Written by Category Archives Articles, Drug of the month archives, Periodic Features.

milind

Dr. Milind R. Shah

Solapur
Chairman, Rural Obstetrics Committee, FOGSI
E-mail: manjus@sancharnet.in, drmilindshah@gmail.com

In this event of pandemic of Swine flu, lot of discussion taking place about Swine flu in pregnancy as well as various drugs used for it.

As pregnant women are susceptible for severe complications as we see in any other viral infections, there is lot of concern about prophylactic use of drugs like Tamiflu during pregnancy. In pregnancy, there is more possibility of dehydration, pneumonia or premature labor as hormonal changes during pregnancy depress the immune system to protect the fetus.

In the event of a pandemic, drugs like Oseltamivir will be used for treatment or prophylaxis in pregnant women, either by choice or because the women don’t know they are pregnant.

There is currently no reliable information on effects of this drug on a developing fetus, as we have not faced this problem before this.

The FDA has categorized this drug under the medical category “C”. The data collected is insufficient to give a clear picture on the effects of Tamiflu on pregnant women and her developing fetus. As there were no human specimens the initial tests were conducted on rats and later on rabbits. Maternal toxicity was minimal in rats while in rabbit showed slight maternal toxicities. Skeletal abnormalities were observed in the cases where the doses were increased to 500 mg per kg of body weight per day.

A similar study was conducted on rats and rabbits for the effects of Tamiflu in lactating mothers. It was observed that Oseltamivir and Oseltamivir carboxylate are given out in the milk. A similar human study could not be conducted due to the lack of lactating mothers infected by the flu who are willing to contribute towards experimentation.

The conclusion of these studies was “Tamiflu should be prescribed to a pregnant woman only if the case justifies the potential benefit of the fetus.”

Tamiflu (Oseltamivir) and Relenza (Zanamivir) are in the same class of drugs. But Tamiflu is a pill and liquid, while Relenza is a powder form that needs to be inhaled.

The main ingredient of the Tamiflu is the Oseltamivir phosphate, which belongs to group neuraminidase inhibitors. It acts by attacking the influenza virus in the body and stops it from spreading inside the body.

Each capsule of the medication contains seventy-five grams of the active drug.

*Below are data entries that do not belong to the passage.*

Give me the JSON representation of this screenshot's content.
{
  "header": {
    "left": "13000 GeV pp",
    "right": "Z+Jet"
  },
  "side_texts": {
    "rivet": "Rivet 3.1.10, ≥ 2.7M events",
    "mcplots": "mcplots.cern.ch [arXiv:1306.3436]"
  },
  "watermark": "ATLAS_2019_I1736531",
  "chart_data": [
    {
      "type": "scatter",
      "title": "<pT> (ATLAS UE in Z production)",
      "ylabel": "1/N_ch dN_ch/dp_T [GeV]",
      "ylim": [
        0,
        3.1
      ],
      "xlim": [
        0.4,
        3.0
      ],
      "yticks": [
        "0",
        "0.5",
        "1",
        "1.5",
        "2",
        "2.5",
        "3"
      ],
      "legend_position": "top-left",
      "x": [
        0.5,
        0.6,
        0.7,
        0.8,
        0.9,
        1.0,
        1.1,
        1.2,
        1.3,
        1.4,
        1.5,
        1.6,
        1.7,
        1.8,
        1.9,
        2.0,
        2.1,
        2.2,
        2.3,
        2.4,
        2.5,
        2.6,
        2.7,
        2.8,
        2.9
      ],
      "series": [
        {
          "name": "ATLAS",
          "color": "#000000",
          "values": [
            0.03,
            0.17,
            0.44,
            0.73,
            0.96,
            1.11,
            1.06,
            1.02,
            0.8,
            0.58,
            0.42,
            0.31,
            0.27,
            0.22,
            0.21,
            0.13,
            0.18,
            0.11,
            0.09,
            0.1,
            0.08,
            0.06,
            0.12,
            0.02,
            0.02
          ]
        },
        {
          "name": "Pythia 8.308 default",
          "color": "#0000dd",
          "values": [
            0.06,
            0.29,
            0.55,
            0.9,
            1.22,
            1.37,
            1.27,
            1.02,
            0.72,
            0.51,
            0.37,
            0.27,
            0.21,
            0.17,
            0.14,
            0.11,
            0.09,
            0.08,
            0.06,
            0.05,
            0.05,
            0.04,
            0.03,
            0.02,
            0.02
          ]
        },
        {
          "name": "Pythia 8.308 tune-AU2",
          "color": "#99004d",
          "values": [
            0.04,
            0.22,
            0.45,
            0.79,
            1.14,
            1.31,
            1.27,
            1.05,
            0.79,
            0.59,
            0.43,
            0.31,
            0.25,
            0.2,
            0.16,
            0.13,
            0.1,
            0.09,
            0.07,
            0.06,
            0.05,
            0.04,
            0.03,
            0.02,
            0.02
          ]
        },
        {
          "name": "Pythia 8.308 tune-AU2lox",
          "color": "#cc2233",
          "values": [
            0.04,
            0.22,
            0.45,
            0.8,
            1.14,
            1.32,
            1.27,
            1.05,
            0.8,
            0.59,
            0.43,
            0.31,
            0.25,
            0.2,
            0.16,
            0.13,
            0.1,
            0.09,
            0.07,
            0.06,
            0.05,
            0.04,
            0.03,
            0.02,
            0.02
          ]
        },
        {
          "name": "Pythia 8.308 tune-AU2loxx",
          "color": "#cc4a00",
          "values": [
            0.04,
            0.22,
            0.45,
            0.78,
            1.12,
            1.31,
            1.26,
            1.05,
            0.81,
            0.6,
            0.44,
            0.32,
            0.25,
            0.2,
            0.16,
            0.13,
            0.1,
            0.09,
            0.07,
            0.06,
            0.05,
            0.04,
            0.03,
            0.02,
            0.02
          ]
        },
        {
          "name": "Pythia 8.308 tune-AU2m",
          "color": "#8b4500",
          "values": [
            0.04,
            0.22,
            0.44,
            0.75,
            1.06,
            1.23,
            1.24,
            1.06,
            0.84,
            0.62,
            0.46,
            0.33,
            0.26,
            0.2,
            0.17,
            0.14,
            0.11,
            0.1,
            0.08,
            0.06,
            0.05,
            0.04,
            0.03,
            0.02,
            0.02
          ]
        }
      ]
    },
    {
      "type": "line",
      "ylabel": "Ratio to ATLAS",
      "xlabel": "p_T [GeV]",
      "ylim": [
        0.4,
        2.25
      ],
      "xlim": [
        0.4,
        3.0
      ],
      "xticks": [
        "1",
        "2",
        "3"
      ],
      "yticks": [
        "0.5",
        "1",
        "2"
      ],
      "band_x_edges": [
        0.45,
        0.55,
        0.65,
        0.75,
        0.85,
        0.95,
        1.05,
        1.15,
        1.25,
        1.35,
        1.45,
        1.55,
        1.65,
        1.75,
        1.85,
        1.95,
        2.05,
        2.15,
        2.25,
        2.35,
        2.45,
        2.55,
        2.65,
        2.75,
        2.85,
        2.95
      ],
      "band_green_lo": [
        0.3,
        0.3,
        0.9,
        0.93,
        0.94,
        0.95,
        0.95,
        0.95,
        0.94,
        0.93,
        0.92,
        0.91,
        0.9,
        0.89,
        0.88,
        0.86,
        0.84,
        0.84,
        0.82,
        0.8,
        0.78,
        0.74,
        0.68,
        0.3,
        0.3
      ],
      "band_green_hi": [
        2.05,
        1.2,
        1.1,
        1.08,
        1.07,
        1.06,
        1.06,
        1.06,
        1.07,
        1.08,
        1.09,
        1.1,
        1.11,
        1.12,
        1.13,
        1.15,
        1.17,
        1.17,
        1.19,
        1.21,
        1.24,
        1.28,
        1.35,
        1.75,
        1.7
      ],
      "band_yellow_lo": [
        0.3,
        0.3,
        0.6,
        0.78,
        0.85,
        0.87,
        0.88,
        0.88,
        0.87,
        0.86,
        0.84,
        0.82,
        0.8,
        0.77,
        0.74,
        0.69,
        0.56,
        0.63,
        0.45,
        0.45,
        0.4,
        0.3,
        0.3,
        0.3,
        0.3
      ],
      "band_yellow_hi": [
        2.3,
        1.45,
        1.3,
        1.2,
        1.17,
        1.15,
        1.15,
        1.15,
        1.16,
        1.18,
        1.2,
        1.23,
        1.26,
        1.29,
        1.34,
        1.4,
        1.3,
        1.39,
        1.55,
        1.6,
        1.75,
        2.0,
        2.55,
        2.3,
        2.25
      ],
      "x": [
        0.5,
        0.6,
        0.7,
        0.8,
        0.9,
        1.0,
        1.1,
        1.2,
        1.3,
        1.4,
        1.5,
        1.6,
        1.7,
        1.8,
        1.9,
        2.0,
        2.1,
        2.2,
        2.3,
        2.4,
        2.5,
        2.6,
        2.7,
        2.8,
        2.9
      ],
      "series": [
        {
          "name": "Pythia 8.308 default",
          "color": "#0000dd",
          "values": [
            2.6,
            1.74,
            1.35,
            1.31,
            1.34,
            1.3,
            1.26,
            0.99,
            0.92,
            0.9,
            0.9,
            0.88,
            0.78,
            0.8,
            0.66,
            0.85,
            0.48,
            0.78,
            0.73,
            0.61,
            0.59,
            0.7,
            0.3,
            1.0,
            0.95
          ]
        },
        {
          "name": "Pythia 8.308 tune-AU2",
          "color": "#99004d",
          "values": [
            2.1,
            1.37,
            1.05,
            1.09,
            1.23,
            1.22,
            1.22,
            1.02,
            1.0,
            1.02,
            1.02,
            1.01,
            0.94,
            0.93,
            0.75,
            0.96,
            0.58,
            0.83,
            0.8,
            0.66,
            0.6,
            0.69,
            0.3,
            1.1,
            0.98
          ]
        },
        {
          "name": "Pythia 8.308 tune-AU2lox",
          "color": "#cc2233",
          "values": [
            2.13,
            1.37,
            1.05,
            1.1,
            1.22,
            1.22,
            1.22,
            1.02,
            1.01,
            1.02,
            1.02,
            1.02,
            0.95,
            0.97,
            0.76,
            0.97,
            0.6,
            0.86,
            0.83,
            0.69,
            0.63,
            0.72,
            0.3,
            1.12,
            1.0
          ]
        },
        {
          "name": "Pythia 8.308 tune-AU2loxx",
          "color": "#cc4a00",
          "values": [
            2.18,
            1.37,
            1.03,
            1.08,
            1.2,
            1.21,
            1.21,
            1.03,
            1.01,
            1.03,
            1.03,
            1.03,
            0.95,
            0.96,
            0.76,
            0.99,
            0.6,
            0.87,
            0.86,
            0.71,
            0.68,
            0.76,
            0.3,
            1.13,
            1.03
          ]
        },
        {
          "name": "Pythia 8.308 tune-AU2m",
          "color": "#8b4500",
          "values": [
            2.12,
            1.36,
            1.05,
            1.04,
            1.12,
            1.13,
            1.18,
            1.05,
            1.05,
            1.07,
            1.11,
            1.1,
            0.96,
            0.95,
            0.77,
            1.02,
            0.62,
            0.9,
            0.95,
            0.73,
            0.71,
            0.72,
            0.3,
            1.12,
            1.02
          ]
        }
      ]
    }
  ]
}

Recommended dosage is two capsules orally, one capsule in the morning and one in the evening for five days. For women who have been exposed to the influenza virus and who are taking this medicine as a preventive measure against the flu should take only one capsule in a day for seven days.

The Center for Disease Control and Prevention, (CDC) says that because a test result for the new H1N1, “Swine Flu” flu can take days, Tamiflu should be given to any pregnant patient with flu symptoms combines with likely contact with someone else with Swine Flu. Its known fact that this drug acts only if started early after contracting flu it need to be used despite not being recommended in pregnancy because the benefit of giving Tamiflu outweighs the risk. Simultaneously correction of hydration and treatment of fever with suitable antipyretics and adequate rest doesn’t need more emphasis.